As the treatment for aortic intervention continues to improve both from surgical techniques
to transcatheter technology, we need more focus on the timing and application of our
interventions. For now, symptoms and echocardiographic criteria can drive how we deliver
therapy (Fig. 1), but we also need to factor in other clinical information. Many questions
remain; should baseline comorbidities such as chronic lung disease, renal impairment
and Society of Thoracic Surgery PROM score push us to act more quickly, whereas other
factors (i.e. immunocompromised patients) push us to delay? Do NYHA IIIb symptoms
herald worse outcomes during waiting than NYHA IIIa? Should patients with NYHA III
symptoms receive an ‘early elective’ strategy versus a patient with NYHA II symptoms?

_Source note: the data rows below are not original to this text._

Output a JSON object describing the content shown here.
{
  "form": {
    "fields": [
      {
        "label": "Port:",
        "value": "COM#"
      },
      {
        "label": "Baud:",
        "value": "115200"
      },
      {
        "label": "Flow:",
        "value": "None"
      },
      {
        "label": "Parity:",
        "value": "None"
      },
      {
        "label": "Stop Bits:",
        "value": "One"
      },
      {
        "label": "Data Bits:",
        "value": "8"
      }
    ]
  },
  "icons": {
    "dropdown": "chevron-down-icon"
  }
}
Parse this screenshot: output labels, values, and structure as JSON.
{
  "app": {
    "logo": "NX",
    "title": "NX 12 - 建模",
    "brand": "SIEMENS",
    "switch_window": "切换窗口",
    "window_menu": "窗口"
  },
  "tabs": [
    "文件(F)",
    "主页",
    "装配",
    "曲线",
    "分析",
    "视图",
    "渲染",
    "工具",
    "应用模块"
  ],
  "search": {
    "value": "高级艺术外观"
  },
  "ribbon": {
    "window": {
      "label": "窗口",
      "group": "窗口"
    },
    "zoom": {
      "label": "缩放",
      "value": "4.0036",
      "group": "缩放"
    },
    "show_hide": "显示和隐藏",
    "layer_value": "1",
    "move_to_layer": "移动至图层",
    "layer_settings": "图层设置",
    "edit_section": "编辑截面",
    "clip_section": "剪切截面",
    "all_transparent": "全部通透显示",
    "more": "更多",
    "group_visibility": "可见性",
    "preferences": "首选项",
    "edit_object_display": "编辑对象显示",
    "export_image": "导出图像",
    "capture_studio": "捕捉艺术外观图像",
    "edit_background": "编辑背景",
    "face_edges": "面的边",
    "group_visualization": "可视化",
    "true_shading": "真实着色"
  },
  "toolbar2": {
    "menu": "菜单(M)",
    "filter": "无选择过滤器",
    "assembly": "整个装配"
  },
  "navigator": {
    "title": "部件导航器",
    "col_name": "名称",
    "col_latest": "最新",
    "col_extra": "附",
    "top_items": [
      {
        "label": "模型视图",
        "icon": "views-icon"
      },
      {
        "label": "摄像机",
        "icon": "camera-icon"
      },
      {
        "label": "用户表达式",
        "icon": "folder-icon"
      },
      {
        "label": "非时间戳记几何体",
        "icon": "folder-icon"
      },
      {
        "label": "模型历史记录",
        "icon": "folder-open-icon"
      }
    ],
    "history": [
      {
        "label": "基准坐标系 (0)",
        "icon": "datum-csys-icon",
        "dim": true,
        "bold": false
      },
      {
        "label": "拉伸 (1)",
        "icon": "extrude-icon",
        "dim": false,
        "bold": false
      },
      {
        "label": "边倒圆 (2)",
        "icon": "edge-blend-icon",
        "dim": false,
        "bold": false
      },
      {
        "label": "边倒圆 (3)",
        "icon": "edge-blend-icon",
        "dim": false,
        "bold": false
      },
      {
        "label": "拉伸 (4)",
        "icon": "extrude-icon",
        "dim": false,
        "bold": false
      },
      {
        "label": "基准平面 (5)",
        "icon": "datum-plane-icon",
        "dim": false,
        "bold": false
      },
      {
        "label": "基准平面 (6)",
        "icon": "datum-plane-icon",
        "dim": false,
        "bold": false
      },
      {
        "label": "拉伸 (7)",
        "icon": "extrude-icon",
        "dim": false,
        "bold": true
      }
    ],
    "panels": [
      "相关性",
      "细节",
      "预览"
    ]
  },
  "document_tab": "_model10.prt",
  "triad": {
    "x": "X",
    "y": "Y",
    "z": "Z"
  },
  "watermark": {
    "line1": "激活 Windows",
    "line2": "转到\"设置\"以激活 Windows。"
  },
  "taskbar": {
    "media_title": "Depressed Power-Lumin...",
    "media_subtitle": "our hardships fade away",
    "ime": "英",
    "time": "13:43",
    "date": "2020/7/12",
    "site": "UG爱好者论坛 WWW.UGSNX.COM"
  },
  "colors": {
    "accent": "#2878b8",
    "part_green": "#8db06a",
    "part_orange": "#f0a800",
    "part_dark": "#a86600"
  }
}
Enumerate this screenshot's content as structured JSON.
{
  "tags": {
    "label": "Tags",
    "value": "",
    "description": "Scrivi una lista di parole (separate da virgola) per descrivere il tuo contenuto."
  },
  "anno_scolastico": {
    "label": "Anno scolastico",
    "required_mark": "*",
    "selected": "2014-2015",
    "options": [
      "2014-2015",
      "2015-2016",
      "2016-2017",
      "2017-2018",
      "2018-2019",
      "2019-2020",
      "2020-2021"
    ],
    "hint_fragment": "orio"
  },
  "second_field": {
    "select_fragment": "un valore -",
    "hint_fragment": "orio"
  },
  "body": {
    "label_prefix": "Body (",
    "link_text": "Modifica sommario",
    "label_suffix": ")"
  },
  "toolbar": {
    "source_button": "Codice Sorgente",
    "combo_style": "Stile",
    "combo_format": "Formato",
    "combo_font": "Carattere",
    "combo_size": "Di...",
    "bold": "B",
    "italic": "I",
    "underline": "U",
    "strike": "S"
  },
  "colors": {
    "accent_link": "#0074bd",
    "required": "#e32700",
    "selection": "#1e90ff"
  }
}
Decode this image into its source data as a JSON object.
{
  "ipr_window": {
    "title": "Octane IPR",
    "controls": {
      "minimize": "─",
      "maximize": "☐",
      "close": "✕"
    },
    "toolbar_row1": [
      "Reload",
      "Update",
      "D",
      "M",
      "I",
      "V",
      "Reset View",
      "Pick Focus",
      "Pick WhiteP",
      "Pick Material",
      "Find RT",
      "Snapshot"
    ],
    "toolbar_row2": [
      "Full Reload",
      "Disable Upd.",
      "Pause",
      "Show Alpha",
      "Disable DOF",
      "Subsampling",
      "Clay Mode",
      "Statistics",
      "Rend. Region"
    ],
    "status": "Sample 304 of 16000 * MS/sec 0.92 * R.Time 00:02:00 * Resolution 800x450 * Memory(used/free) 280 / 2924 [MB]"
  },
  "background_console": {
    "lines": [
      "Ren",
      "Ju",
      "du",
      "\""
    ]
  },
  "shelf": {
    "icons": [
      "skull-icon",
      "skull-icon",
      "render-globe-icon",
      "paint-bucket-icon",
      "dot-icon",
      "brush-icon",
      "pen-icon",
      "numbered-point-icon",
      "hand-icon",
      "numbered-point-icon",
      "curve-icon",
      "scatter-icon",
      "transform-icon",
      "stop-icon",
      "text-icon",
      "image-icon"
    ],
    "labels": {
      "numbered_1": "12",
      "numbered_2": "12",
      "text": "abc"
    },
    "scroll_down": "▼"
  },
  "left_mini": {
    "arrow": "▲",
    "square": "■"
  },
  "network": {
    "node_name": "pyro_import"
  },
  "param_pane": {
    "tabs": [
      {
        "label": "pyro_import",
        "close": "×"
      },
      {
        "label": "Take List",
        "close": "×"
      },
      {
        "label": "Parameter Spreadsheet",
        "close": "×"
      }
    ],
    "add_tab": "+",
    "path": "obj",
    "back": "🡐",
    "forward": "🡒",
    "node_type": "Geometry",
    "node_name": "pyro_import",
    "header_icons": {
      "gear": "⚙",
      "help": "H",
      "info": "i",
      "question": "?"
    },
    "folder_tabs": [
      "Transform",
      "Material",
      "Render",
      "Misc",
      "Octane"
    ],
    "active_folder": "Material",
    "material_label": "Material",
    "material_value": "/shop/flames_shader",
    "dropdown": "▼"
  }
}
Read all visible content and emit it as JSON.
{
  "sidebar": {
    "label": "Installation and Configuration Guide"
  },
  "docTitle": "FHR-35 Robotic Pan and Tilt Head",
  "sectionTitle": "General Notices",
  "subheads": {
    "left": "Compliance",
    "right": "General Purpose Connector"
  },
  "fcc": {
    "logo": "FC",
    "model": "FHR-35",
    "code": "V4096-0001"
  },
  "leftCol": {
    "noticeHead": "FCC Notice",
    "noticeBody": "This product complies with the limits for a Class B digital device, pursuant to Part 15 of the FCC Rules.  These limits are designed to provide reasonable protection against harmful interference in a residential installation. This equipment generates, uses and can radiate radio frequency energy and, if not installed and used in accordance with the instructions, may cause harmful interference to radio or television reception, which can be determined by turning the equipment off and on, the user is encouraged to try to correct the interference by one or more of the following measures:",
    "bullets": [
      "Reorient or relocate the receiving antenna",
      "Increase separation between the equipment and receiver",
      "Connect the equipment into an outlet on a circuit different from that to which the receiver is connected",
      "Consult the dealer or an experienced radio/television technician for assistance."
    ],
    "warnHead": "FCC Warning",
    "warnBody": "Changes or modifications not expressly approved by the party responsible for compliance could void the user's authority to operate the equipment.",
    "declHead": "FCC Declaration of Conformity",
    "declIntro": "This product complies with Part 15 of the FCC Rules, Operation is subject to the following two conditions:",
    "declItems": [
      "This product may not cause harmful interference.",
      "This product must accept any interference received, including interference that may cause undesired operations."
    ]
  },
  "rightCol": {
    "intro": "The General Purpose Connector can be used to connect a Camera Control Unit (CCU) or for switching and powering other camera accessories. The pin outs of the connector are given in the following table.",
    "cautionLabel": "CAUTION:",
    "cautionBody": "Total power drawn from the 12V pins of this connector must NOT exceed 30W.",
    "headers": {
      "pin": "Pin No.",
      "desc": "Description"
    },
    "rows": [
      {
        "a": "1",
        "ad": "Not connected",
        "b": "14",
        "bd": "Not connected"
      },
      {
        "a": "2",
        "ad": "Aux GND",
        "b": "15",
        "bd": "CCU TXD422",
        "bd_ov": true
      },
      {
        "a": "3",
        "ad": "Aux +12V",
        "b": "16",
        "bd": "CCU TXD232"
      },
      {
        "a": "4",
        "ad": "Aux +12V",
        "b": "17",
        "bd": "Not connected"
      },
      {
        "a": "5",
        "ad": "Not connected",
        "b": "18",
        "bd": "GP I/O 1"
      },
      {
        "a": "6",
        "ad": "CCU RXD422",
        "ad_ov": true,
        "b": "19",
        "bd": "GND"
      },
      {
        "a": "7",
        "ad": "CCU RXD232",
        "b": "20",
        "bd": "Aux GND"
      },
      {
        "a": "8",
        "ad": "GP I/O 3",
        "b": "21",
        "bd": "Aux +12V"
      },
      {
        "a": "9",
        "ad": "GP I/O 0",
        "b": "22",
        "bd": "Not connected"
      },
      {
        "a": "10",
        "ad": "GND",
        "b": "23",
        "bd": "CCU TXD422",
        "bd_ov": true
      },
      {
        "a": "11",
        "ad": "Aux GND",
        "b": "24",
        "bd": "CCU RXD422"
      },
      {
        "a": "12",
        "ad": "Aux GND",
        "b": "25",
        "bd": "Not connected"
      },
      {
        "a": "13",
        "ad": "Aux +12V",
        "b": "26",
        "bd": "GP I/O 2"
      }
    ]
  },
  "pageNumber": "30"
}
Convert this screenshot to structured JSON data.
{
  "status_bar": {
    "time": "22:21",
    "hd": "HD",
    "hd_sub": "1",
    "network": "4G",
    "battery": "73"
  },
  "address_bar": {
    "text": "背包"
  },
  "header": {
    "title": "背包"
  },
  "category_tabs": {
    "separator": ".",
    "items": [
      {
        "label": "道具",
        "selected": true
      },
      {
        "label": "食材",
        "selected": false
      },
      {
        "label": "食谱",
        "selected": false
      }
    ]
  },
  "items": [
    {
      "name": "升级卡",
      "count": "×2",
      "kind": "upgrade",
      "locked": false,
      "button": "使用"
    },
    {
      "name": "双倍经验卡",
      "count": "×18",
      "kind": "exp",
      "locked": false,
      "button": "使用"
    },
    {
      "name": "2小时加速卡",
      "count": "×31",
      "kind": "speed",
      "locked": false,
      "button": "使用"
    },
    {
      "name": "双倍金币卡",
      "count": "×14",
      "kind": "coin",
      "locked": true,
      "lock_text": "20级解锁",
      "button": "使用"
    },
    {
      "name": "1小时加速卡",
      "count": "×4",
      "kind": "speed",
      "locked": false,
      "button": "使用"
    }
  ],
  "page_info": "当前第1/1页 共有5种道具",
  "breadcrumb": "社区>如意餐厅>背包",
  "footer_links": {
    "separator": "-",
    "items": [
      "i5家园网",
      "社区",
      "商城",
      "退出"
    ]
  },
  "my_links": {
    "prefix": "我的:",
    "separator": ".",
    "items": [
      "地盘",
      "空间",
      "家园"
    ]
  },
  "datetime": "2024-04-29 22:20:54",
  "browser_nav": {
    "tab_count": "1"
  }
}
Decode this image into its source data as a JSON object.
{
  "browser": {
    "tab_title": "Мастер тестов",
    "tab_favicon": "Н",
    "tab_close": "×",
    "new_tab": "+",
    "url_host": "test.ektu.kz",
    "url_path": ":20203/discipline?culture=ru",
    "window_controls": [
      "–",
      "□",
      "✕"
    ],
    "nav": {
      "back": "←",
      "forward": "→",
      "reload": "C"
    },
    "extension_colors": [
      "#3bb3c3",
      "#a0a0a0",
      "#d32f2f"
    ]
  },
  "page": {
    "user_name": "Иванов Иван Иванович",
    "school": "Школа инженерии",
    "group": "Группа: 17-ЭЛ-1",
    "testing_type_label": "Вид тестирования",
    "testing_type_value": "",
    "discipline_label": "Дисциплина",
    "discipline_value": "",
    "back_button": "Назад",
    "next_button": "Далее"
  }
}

Do we need to factor in other non-invasive data such as degree of left ventricular
hypertrophy, and biomarkers (including elevated natriuretic peptide) which may portend
a higher rate of events during wait time?  Should discussions with the multi-disciplinary
team increase considerations for utilizing TAVR in the very low-risk AS patient and
balloon aortic valvuloplasty as a bridge to TAVR in efforts to decrease length of
stay, hospital resource utilization and patient/family exposure COVID-19? Further
investigation is clearly needed, and we must work on developing a risk stratification
system for suggested wait-times. Until then, we must balance the risk of delaying
therapy against the availability of hospital resources and potential exposure of COVID-19
on a case-by-case basis.
Algorithm for managing elective AVR over the long term in the era of COVID-19. *Aortic
valve area indexed <0.4, peak jet velocity >5 m/s. AVR: aortic valve replacement (transcatheter
or surgical); EF: ejection fraction; NYHA: New York Heart Association; SAVR: surgical
aortic valve replacement; TAVR: transcatheter aortic valve replacement.
Conflict of interest: Dr Chad A. Kliger is a consultant and receives speaking honoraria
from Edwards Lifescience and Medtronic. All other authors declare no conflict of interest.